Genetic algorithms for a self-contained ecosystem.
Evolution
is a repository for simulating populations with genetic algorithms. It primarily runs in Python, and can be used as a teaching element to display how populations change with time.
- Install VsCode
- Install (Github Desktop)[https://docs.github.com/en/desktop/installing-and-configuring-github-desktop/installing-and-authenticating-to-github-desktop/installing-github-desktop]
- Fork this repository
- Open in VsCode
- Start a new Terminal in VsCode
- In
notes.md
run the following. This will download and install the latest dependencies in a virtual environment.
python -m venv venv
venv\Scripts\activate
python -m pip install --upgrade pip
pip install -r requirements.txt
- Run the file
World.py
insrc\World\World.py
Sprites
These are sprites. They represent single entities in the environment. The actions that the entities are performing can be seen above the sprite. In this case, this entity is moving upward relative to the surrounding screen.
Environment
The environment is a collection of sprites and their actions. Every year
or turn
the sprites can perform exactly one action. During this action period, they may fight, mate, move, rotate, or make another decision, this is reflected in the console, and on the corresponding display.
- How are the sprites able to make decisions, and how do these decisions change as the generations and years increase? The sprites are able to make decisions based upon their initialized genetic code. Their genetic code is first set at random, and then every subsequent generation contains the offspring of the survivors of the last generation. The genetic code is in hexadecimal which is then decoded into a binary string. The binary string is further decoded into weights for a neural network - this neural network allows each sprite to make a decision based upon its environment.
- How does the sprite know what is going on around it? If the sprite has a neuron which allows it to visualize, or take information, from the environment in the form of direction, proximity, or more -- then it will utilize that information in the neural network input.
- How is the sprite look determined? At this moment the sprite is created based upon flipping the binary representation of the first hexadecimal section of its genetic code. Therefore offspring, and parents of the offspring, all look relatively the same.

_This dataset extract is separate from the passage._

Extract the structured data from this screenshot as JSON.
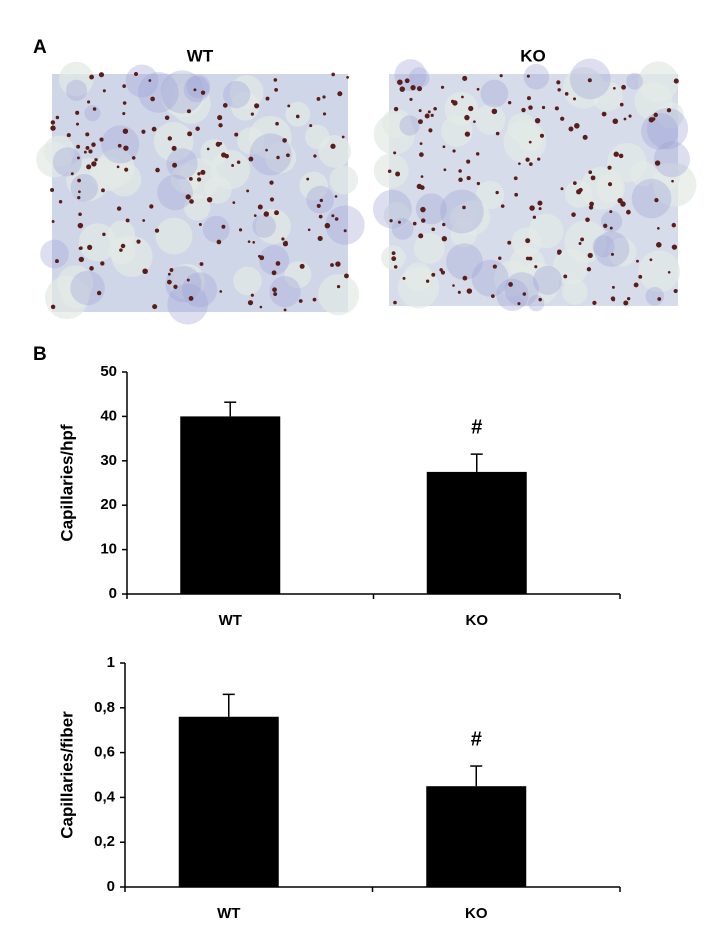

- How are mutations handled? As the generations increase, offspring are created from the survivors. During this mating process, mutations are incorporated into their genome, this can be used to solve a problem faster - or to encourage diversity in a population.
- What do the symbols above each sprite represent?
The symbols above each sprite represent the action that the sprite is performing. If it is moving upward, you will see an upward moving arrow. If it has turned into a
plant
then it will have a grass icon above its representation.
- What is the shape of the environment? At the moment, the shape of the environment is a rectangle. This may change in the future.
- Can I remove the edges of the environment and allow for overlap?
Yes, this can be done in the
src\World\Entity\status.py
file, this location will change in the future. - Can I add obstructions to the environment? Not at this time, though that will be planned for the future.